Фон Шоллен оказался впечатлён. И это ещё довольно мягкий эпитет, не полностью характеризующий его отношение как к проделанной работе, так и к самой Марии Станич. Нет, он знал, что эта леди очень непростая, истинная сестра своего брата, но чтобы так, чтобы до такой степени. Вскрыть многие тайны русского канцлера, словно мясник коровью тушу — это надо было очень постараться. И одного старания мало — требовались знания, чутьё и то, что обычно вообще не было свойственно прекрасным дамам. Да-да, та самая мужская жёсткость и целеустремлённость вместе с непреходящей уверенностью в себе.
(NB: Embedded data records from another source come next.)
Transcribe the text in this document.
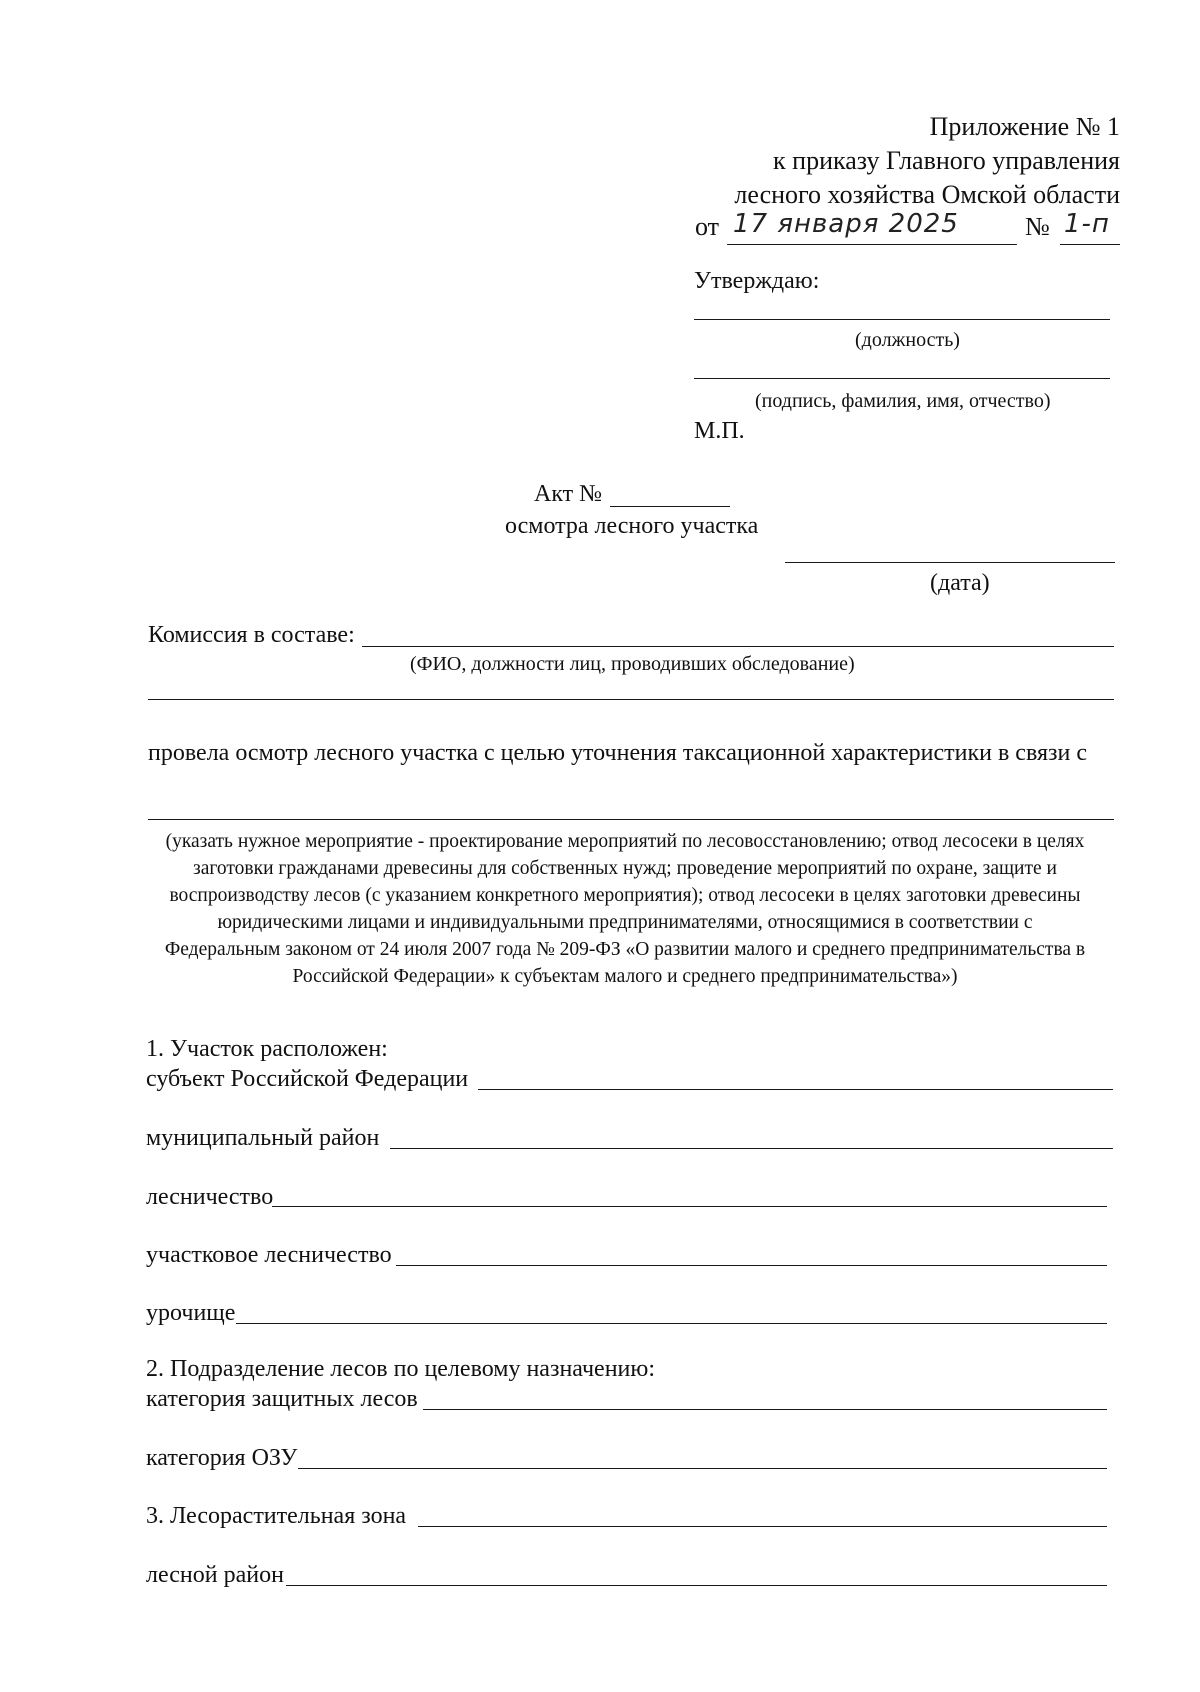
Приложение № 1
к приказу Главного управления
лесного хозяйства Омской области
от 17 января 2025	№ 1-п
Утверждаю:
(должность)
(подпись, фамилия, имя, отчество)
М.П.
Акт №
осмотра лесного участка
(дата)
Комиссия в составе:
(ФИО, должности лиц, проводивших обследование)
провела осмотр лесного участка с целью уточнения таксационной характеристики в связи с
(указать нужное мероприятие - проектирование мероприятий по лесовосстановлению; отвод лесосеки в целях
заготовки гражданами древесины для собственных нужд; проведение мероприятий по охране, защите и
воспроизводству лесов (с указанием конкретного мероприятия); отвод лесосеки в целях заготовки древесины
юридическими лицами и индивидуальными предпринимателями, относящимися в соответствии с
Федеральным законом от 24 июля 2007 года № 209-ФЗ «О развитии малого и среднего предпринимательства в
Российской Федерации» к субъектам малого и среднего предпринимательства»)
1. Участок расположен:
субъект Российской Федерации
муниципальный район
лесничество
участковое лесничество
урочище
2. Подразделение лесов по целевому назначению:
категория защитных лесов
категория ОЗУ
3. Лесорастительная зона
лесной район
Действительно, новые времена не наступали, а уже наступили. Те самые, в которых женщины всё активнее рвались в те области жизни, от которых раньше их старались и стремились держать подальше. Куда уж там европейским и североамериканским суфражисткам!
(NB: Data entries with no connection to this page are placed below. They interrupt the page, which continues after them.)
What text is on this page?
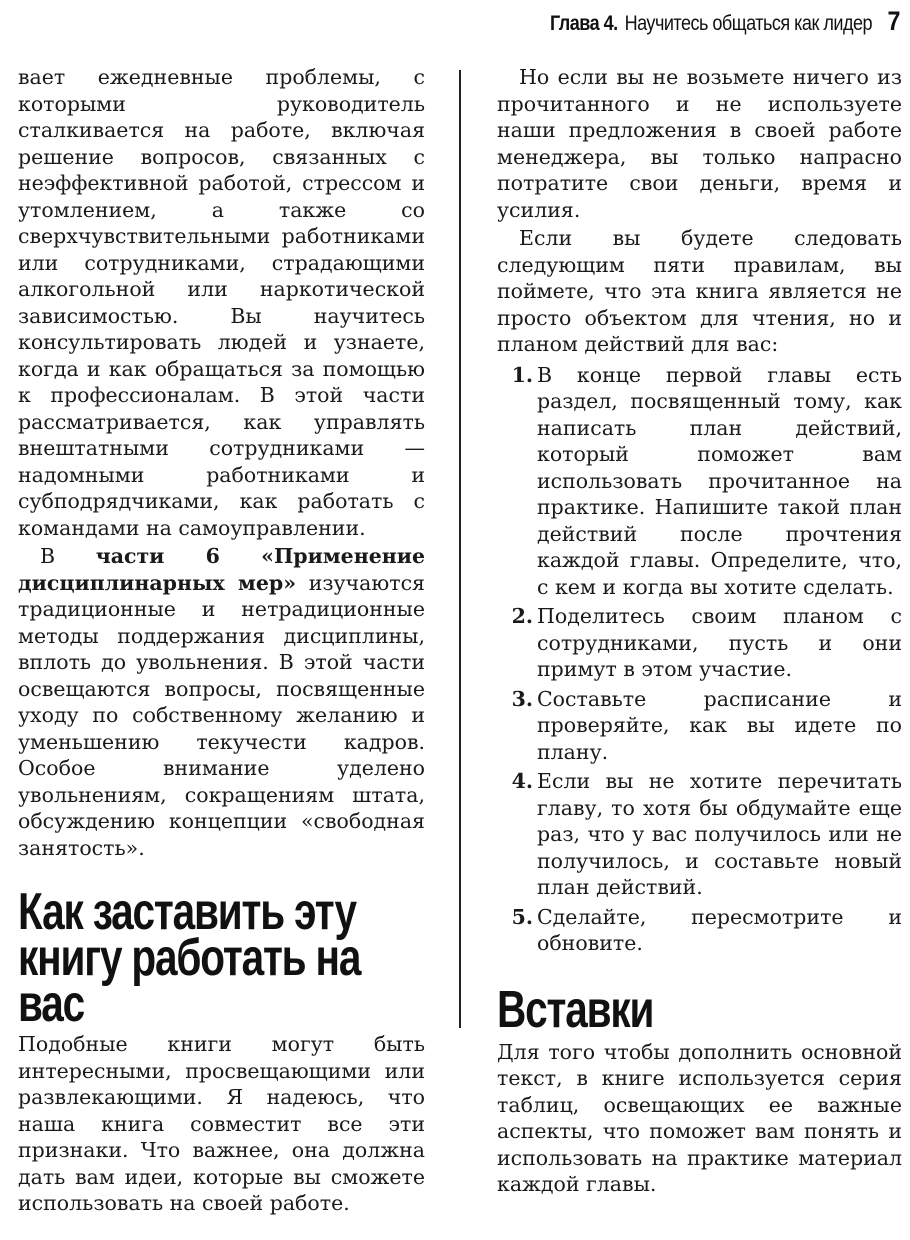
Глава 4. Научитесь общаться как лидер 7

вает ежедневные проблемы, с которыми руководитель сталкивается на работе, включая решение вопросов, связанных с неэффективной работой, стрессом и утомлением, а также со сверхчувствительными работниками или сотрудниками, страдающими алкогольной или наркотической зависимостью. Вы научитесь консультировать людей и узнаете, когда и как обращаться за помощью к профессионалам. В этой части рассматривается, как управлять внештатными сотрудниками — надомными работниками и субподрядчиками, как работать с командами на самоуправлении.

В части 6 «Применение дисциплинарных мер» изучаются традиционные и нетрадиционные методы поддержания дисциплины, вплоть до увольнения. В этой части освещаются вопросы, посвященные уходу по собственному желанию и уменьшению текучести кадров. Особое внимание уделено увольнениям, сокращениям штата, обсуждению концепции «свободная занятость».

Как заставить эту книгу работать на вас

Подобные книги могут быть интересными, просвещающими или развлекающими. Я надеюсь, что наша книга совместит все эти признаки. Что важнее, она должна дать вам идеи, которые вы сможете использовать на своей работе.

Но если вы не возьмете ничего из прочитанного и не используете наши предложения в своей работе менеджера, вы только напрасно потратите свои деньги, время и усилия.

Если вы будете следовать следующим пяти правилам, вы поймете, что эта книга является не просто объектом для чтения, но и планом действий для вас:

1. В конце первой главы есть раздел, посвященный тому, как написать план действий, который поможет вам использовать прочитанное на практике. Напишите такой план действий после прочтения каждой главы. Определите, что, с кем и когда вы хотите сделать.
2. Поделитесь своим планом с сотрудниками, пусть и они примут в этом участие.
3. Составьте расписание и проверяйте, как вы идете по плану.
4. Если вы не хотите перечитать главу, то хотя бы обдумайте еще раз, что у вас получилось или не получилось, и составьте новый план действий.
5. Сделайте, пересмотрите и обновите.
Вставки

Для того чтобы дополнить основной текст, в книге используется серия таблиц, освещающих ее важные аспекты, что поможет вам понять и использовать на практике материал каждой главы.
Однако, возвращаясь мыслью к дню сегодняшнему и конкретной задаче, фон Шоллен спросил:

— Эта схема и сама по себе способна убедить многих и во многом. Но вы не ограничились ей одной, не правда ли. Мария?

— Правда, — тут собеседница посла неожиданно хихикнула, после чего продолжила. — Для великого князя Александра я продемонстрирую несколько иную схему, в которой не будет Горчакова, зато окажутся слегка искажённые, но связи «декабристов» с Герценом и даже представителями «Земли и Воли».

— И это позволит?..

— Выемка архивов Волконского, Трубецкого, Оболенского и прочих. Разговоры с членами их семей. Вежливые, но с настойчивыми рекомендациями не запираться и говорить только правду. Вызов сюда, в Санкт-Петербург, ещё живых заговорщиков. Они хоть и из простых исполнителей, но если знать, что спрашивать, можно кое-что найти. И только потом, когда мозаика сложится в достаточной мере — я покажу Александру настоящую схему. Вот эту! — палец Марии постучал по центральному кругу с надписью «Горчаков» внутри. — А рухнет канцлер, падёт и теперешний цесаревич. Отец никогда не сможет доверить престол сыну, который долгое время якшался с врагом трона и самодержавия.

— Но ведь и сам император… — замявшись, Фридрих наконец полностью осознал ситуацию. — Да, собственные ошибки никто не любит признавать.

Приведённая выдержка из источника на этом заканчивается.